I'd realised a great deal of my time last year was spent in development, and too little in production. For a person who was about to graduate from film school, there really wasn't alot under my belt. All you film school grads can probably attest to this - you'd be lucky if you came out of film school with 2 -3 films shot on 16mm. 

Maybe it's just me, but if I dedicate myself to just one project, I'd spend more time neurotising over it than actually developing it. I realise that the longer I spend on one project, the more over-developed it gets, and the more passion I lose for it.

My journal at that point was full of scrambled little ideas that were more 'moments' than 'stories' - but there were five that could thematically be wrapped around the five senses. It seemed to fit nicely and I was in a mood where I wanted to get films out quickly and practice my directing chops, than to spend too much time in development.

At the end of three weeks, I walked away with 2 x 2min films. ('Taste', and 'Smell', both tentatively named.) They were both successful in varying degrees, but it proved to be a much more enjoyable experience than directing one large short-film. And it brought confidence back in my work and convinced me that the exercise was worthwhile.
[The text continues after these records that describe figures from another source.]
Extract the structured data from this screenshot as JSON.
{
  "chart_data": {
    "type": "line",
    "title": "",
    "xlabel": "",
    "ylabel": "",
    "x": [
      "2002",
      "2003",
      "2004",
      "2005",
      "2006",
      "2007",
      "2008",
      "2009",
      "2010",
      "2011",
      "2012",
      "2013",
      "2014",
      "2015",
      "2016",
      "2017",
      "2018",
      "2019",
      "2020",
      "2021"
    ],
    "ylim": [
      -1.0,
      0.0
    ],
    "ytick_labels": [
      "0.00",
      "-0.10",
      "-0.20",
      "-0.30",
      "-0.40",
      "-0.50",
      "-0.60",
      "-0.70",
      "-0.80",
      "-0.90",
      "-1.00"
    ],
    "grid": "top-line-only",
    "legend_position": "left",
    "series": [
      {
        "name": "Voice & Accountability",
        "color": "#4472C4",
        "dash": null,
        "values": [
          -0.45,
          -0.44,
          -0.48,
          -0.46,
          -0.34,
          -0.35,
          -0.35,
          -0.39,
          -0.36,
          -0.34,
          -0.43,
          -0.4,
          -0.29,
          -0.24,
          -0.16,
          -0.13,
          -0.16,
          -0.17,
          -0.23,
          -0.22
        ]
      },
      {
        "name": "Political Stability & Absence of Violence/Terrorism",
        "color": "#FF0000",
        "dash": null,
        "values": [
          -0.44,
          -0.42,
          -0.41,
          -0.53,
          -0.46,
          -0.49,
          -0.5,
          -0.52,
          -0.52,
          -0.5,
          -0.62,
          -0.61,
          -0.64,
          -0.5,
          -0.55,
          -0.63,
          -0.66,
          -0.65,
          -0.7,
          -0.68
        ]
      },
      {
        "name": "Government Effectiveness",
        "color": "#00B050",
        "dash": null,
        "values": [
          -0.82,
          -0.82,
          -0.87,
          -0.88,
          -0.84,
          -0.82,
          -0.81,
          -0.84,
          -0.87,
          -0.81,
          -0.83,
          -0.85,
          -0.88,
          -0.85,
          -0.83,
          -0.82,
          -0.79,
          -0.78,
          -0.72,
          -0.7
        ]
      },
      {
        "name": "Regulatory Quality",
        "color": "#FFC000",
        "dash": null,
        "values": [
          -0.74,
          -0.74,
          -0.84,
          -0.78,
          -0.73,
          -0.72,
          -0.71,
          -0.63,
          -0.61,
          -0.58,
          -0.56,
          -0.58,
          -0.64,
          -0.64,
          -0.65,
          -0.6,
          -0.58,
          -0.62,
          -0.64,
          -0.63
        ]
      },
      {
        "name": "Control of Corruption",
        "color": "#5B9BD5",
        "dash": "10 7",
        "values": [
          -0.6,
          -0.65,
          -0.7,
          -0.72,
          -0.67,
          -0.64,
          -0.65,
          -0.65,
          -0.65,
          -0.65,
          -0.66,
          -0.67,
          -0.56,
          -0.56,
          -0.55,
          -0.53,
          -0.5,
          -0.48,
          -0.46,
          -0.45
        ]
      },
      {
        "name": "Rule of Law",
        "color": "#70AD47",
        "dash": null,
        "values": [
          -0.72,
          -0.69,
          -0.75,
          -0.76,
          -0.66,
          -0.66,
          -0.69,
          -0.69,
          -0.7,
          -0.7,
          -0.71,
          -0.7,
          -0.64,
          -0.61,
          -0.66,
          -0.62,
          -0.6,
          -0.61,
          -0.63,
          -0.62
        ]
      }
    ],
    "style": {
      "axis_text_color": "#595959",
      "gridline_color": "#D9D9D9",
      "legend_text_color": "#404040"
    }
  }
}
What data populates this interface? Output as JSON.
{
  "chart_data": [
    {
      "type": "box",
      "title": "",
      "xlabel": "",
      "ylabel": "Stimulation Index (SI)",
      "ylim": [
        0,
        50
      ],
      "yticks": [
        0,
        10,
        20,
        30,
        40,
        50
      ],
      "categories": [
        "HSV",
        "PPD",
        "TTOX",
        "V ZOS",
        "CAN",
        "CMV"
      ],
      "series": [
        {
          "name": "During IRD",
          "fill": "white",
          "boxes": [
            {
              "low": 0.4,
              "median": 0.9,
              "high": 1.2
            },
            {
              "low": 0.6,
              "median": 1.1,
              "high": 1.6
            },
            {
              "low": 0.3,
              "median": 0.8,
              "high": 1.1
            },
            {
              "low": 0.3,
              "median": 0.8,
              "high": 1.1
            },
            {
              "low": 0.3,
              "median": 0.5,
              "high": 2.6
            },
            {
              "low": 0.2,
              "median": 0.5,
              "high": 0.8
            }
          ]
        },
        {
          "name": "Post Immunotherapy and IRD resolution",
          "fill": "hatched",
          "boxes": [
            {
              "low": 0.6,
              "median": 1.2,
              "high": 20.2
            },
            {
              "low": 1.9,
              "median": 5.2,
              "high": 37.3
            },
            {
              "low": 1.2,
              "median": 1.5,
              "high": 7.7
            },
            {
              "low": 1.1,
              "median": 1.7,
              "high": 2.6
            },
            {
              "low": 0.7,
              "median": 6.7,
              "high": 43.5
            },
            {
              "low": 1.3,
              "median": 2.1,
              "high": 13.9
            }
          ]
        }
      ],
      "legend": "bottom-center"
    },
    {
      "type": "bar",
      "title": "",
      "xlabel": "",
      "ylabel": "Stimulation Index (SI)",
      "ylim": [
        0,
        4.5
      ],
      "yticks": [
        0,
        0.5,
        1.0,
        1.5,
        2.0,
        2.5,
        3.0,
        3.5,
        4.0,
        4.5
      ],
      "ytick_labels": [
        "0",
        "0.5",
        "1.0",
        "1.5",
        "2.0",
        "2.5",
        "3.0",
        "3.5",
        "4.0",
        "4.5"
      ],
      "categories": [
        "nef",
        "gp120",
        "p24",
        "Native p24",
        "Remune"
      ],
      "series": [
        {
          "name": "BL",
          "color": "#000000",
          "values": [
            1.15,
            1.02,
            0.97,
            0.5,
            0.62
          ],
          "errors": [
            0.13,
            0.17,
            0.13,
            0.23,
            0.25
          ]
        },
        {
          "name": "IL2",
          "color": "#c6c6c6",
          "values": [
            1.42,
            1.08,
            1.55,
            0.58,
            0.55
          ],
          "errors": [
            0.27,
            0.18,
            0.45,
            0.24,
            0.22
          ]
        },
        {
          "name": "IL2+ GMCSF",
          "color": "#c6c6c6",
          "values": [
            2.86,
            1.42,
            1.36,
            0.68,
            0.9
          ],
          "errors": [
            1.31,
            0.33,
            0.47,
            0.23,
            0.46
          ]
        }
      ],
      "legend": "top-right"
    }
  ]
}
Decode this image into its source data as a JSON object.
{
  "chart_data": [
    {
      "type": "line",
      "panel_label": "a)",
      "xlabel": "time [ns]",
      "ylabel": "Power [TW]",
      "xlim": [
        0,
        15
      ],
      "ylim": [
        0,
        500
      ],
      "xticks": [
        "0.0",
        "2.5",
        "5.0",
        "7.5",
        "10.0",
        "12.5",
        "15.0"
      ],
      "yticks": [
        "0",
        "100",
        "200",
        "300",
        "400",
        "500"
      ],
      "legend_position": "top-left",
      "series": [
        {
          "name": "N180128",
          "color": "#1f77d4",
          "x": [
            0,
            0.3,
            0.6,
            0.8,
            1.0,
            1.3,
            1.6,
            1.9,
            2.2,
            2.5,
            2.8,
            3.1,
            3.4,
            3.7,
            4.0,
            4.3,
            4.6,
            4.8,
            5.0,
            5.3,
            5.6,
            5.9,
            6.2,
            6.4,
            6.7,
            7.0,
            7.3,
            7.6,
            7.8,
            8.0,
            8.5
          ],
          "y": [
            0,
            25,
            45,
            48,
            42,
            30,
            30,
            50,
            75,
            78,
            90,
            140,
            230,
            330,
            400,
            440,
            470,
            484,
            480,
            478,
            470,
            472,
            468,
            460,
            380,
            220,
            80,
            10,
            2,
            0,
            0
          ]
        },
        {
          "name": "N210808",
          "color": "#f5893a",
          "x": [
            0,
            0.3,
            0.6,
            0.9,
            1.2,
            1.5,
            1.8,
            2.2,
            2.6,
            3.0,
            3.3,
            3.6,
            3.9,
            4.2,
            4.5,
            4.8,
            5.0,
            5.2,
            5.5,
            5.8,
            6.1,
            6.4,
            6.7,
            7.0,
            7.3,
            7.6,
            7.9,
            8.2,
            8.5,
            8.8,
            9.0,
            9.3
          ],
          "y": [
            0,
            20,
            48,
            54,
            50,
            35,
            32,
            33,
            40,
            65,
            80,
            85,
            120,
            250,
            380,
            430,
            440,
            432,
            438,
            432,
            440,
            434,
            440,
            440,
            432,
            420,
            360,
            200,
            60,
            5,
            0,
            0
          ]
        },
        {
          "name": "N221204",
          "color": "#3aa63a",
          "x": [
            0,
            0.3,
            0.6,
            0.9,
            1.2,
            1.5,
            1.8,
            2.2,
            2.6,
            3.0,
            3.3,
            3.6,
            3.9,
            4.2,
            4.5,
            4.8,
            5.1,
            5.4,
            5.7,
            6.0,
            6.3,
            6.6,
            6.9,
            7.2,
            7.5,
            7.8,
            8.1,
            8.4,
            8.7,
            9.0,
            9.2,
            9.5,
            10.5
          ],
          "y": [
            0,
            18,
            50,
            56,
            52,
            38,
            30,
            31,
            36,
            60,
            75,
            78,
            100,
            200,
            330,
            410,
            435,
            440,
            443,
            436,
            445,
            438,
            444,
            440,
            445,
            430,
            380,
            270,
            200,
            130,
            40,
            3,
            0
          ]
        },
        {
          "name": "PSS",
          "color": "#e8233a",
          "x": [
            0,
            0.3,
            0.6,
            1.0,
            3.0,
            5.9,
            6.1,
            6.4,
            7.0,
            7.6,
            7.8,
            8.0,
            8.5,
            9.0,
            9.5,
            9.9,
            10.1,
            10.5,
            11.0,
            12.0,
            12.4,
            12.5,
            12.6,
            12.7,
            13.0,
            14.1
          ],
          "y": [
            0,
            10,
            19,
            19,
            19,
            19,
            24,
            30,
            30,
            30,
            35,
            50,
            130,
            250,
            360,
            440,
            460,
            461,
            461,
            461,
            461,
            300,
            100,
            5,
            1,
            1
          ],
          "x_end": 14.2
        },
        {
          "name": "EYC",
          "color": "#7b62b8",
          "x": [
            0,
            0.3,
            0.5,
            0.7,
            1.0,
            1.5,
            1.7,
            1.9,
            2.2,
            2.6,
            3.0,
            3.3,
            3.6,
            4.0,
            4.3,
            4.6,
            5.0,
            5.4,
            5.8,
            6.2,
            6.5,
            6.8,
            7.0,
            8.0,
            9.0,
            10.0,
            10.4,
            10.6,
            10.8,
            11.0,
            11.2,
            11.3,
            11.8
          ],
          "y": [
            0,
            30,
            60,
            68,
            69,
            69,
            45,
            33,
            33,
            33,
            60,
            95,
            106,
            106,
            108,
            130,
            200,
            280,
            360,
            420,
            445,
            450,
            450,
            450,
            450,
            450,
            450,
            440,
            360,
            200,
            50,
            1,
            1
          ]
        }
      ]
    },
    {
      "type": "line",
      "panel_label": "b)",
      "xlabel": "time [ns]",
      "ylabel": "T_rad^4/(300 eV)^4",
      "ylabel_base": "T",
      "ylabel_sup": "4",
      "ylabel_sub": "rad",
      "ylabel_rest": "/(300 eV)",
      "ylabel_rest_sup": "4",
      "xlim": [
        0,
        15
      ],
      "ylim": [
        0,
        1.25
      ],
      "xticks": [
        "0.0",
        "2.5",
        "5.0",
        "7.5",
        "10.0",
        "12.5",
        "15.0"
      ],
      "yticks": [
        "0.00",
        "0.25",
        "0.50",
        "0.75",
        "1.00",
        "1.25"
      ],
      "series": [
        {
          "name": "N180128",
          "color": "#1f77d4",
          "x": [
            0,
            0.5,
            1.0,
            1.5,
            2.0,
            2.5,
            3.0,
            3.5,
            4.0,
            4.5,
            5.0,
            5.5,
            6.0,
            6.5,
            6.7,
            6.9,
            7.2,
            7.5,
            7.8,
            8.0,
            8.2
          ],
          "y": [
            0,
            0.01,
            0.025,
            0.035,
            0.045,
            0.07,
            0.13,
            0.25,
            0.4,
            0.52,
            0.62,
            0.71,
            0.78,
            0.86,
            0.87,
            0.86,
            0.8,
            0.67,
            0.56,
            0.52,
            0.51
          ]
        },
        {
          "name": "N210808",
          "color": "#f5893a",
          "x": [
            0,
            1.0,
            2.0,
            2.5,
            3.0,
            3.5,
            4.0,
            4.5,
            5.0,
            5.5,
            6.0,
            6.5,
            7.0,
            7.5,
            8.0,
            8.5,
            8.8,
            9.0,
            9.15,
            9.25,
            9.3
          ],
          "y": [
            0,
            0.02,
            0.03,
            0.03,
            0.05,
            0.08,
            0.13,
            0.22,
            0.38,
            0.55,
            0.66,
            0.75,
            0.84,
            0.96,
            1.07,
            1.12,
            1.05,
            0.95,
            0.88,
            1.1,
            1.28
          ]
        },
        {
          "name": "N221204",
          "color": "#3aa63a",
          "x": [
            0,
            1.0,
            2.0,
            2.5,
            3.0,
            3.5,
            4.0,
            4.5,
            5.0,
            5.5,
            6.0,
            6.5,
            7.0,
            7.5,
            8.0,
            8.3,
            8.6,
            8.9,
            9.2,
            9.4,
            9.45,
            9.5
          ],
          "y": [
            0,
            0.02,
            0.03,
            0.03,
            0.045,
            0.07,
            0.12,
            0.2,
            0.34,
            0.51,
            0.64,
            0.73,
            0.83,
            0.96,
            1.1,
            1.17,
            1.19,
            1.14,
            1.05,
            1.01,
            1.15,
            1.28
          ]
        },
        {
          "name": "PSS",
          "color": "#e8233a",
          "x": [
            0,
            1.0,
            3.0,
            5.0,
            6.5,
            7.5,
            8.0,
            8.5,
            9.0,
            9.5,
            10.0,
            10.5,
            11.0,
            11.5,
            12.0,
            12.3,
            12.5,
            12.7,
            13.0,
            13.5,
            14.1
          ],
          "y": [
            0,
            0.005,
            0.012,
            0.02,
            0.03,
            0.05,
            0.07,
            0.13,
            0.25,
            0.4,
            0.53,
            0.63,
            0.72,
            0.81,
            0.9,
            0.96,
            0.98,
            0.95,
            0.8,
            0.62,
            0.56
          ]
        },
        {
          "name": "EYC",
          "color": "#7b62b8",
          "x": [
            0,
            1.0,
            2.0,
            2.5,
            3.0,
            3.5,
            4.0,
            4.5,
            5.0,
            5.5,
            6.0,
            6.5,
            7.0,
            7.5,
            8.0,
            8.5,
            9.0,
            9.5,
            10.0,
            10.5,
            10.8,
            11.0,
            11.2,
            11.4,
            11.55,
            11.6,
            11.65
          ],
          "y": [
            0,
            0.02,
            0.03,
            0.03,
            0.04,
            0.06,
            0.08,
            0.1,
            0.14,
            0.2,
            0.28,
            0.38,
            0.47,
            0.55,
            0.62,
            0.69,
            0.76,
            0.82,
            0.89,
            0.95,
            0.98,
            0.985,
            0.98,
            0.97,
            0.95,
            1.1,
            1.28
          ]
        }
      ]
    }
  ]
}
I'd realised that the less precious I were about my ideas, the less I obsessed over them, and the more fun I have on set and in post. Sure, most of these films might not win awards at festivals, but I know that I will have walked away from this, at the very least, a well-practised storyteller.

That was last year.

I've taken a break in Jan and Feb, given myself a sabbatical where I did nothing but watch films and be inspired. (one of my resolutions for this year is to watch 200 films. I'm up to 50 now.)

It's now March, and the third film is almost wrapped. So far so good.